Lors d’une audience qualifiée de «surréaliste» par les nombreux journalistes présents le 18 décembre, plusieurs dizaines d’avocats s’étaient déplacés de nombreuses régions du pays pour défendre le journaliste. La trentaine d’avocats qui le représentent ont quitté la salle d’audience car la juge du tribunal, «n’a pas cessé de les interrompre durant les plaidoiries», selon Noureddine Benissad, l’un des avocats.
Le procureur avait requis trois ans de prison ferme mais le délit d’«outrage» n’a pas été retenu par le tribunal lors de l’énoncé du verdict. Adlène Mellah a fait appel de la condamnation mais reste derrière les barreaux en attendant le nouveau délibéré. Il a depuis entamé une grève de la faim et son état de santé est préoccupant, selon le Huffpost Maghreb.
«Je suis choqué de voir des citoyens algériens accusés d’attroupement non autorisé en 2018 alors que le droit de manifester est garanti par la Constitution», a déploré Noureddine Benissad.
Adlène Mellah devra également comparaître le 7 février dans le cadre d’une autre affaire dans laquelle il est accusé de «chantage», «atteinte à la vie privée» et «diffamation», selon ses avocats. Avec ses co-accusés (le journaliste comparait avec le photographe Abdelaziz Laadjel et l’artiste Adbdelhafid Nekrouche), Adlène Mellah est l’objet d’une plainte déposée par Anis Rahmani, patron d’Ennahar, groupe médiatique privé algérien et proche de certains cercles du pouvoir, Abdelkader Zoukh, wali (préfet) d’Alger, et Abderrahmane Benhamadi, PDG du conglomérat algérien d’électronique et électroménager Condor.
Toutes les manifestations sont interdites dans la capitale algérienne depuis 2001, officiellement pour des raisons sécuritaires, ce que déplore le mouvement d’opposition Mouwatana qui tente régulièrement de manifester à Alger.
«Une situation de fin de règne»
Le cas d’Adlène Mellah est loin d’être isolé. Ces derniers mois se sont enchaînées de manière inquiétante des interpellations aux allures arbitraires et des procès expéditifs visant des journalistes, des artistes, des sportifs et des anonymes.
Ces événements ont lieu alors que les élections présidentielles en Algérie se tiendront en avril 2019. Malgré une annonce officielle, la candidature d’Abdelaziz Bouteflika, qui briguerait un cinquième mandat, demeure incertaine.

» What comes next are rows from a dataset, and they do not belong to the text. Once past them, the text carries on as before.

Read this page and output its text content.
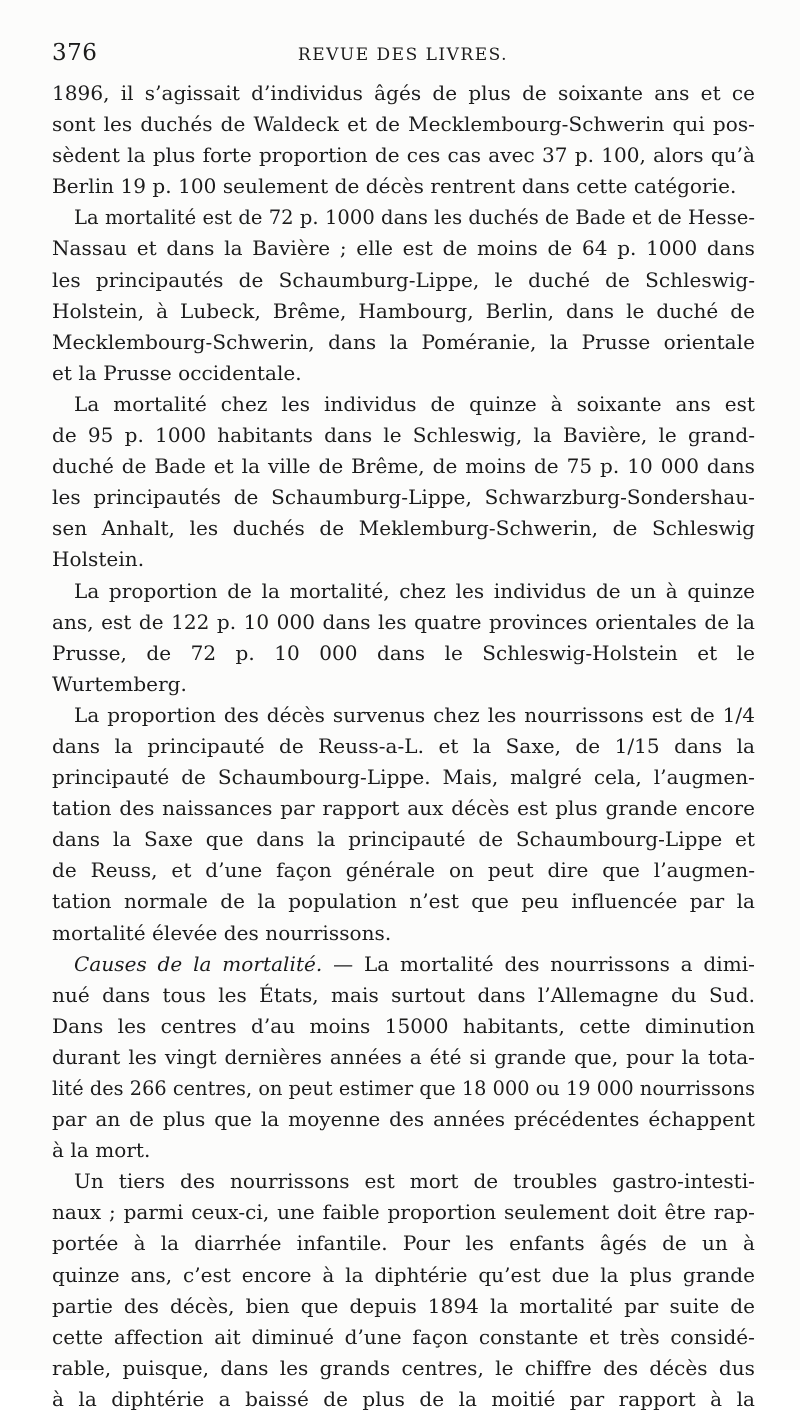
376	REVUE DES LIVRES.
1896, il s’agissait d’individus âgés de plus de soixante ans et ce
sont les duchés de Waldeck et de Mecklembourg-Schwerin qui pos-
sèdent la plus forte proportion de ces cas avec 37 p. 100, alors qu’à
Berlin 19 p. 100 seulement de décès rentrent dans cette catégorie.
La mortalité est de 72 p. 1000 dans les duchés de Bade et de Hesse-
Nassau et dans la Bavière ; elle est de moins de 64 p. 1000 dans
les principautés de Schaumburg-Lippe, le duché de Schleswig-
Holstein, à Lubeck, Brême, Hambourg, Berlin, dans le duché de
Mecklembourg-Schwerin, dans la Poméranie, la Prusse orientale
et la Prusse occidentale.
La mortalité chez les individus de quinze à soixante ans est
de 95 p. 1000 habitants dans le Schleswig, la Bavière, le grand-
duché de Bade et la ville de Brême, de moins de 75 p. 10 000 dans
les principautés de Schaumburg-Lippe, Schwarzburg-Sondershau-
sen Anhalt, les duchés de Meklemburg-Schwerin, de Schleswig
Holstein.
La proportion de la mortalité, chez les individus de un à quinze
ans, est de 122 p. 10 000 dans les quatre provinces orientales de la
Prusse, de 72 p. 10 000 dans le Schleswig-Holstein et le
Wurtemberg.
La proportion des décès survenus chez les nourrissons est de 1/4
dans la principauté de Reuss-a-L. et la Saxe, de 1/15 dans la
principauté de Schaumbourg-Lippe. Mais, malgré cela, l’augmen-
tation des naissances par rapport aux décès est plus grande encore
dans la Saxe que dans la principauté de Schaumbourg-Lippe et
de Reuss, et d’une façon générale on peut dire que l’augmen-
tation normale de la population n’est que peu influencée par la
mortalité élevée des nourrissons.
Causes de la mortalité. — La mortalité des nourrissons a dimi-
nué dans tous les États, mais surtout dans l’Allemagne du Sud.
Dans les centres d’au moins 15000 habitants, cette diminution
durant les vingt dernières années a été si grande que, pour la tota-
lité des 266 centres, on peut estimer que 18 000 ou 19 000 nourrissons
par an de plus que la moyenne des années précédentes échappent
à la mort.
Un tiers des nourrissons est mort de troubles gastro-intesti-
naux ; parmi ceux-ci, une faible proportion seulement doit être rap-
portée à la diarrhée infantile. Pour les enfants âgés de un à
quinze ans, c’est encore à la diphtérie qu’est due la plus grande
partie des décès, bien que depuis 1894 la mortalité par suite de
cette affection ait diminué d’une façon constante et très considé-
rable, puisque, dans les grands centres, le chiffre des décès dus
à la diphtérie a baissé de plus de la moitié par rapport à la
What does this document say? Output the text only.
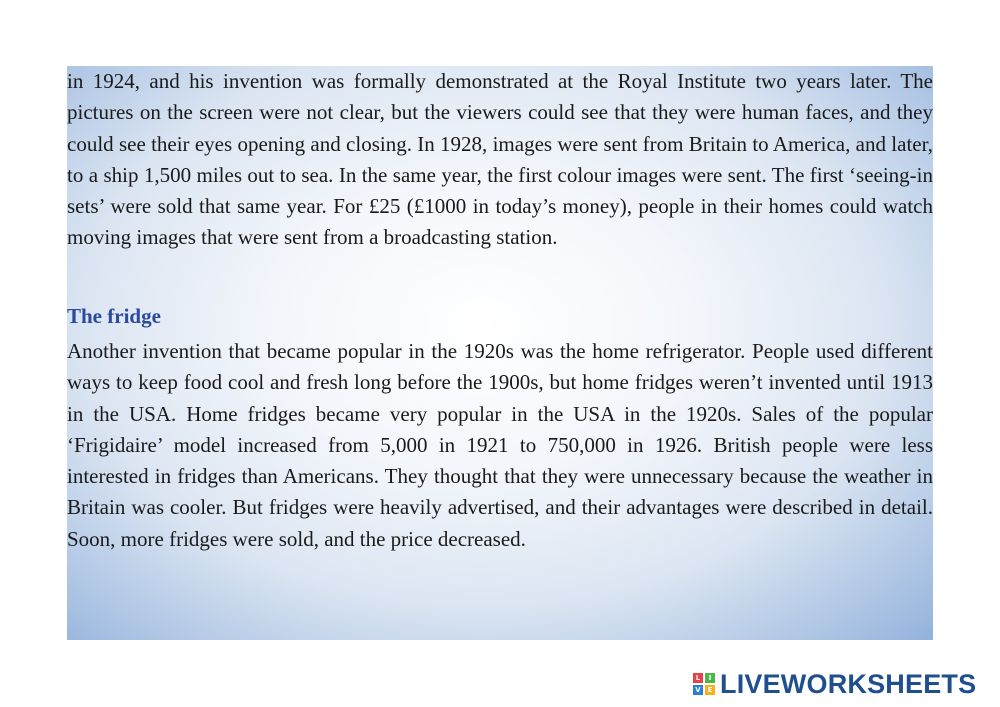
in 1924, and his invention was formally demonstrated at the Royal Institute two years later. The pictures on the screen were not clear, but the viewers could see that they were human faces, and they could see their eyes opening and closing. In 1928, images were sent from Britain to America, and later, to a ship 1,500 miles out to sea. In the same year, the first colour images were sent. The first ‘seeing-in sets’ were sold that same year. For £25 (£1000 in today’s money), people in their homes could watch moving images that were sent from a broadcasting station.

The fridge

Another invention that became popular in the 1920s was the home refrigerator. People used different ways to keep food cool and fresh long before the 1900s, but home fridges weren’t invented until 1913 in the USA. Home fridges became very popular in the USA in the 1920s. Sales of the popular ‘Frigidaire’ model increased from 5,000 in 1921 to 750,000 in 1926. British people were less interested in fridges than Americans. They thought that they were unnecessary because the weather in Britain was cooler. But fridges were heavily advertised, and their advantages were described in detail. Soon, more fridges were sold, and the price decreased.

L	I
V E LIVEWORKSHEETS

Mustapha Benfodil, journaliste et écrivain algérien, considère que le pays est «dans une situation de fin de règne, où l’Etat est en déliquescence». Selon lui, il y a en Algérie une opacité du pouvoir et des affaires assez inquiétante. «Comment Anis Rahmani qui est le patron d’un média, peut avoir autant de pouvoir sur les procureurs et l’appareil judiciaire ?», s’interroge le journaliste.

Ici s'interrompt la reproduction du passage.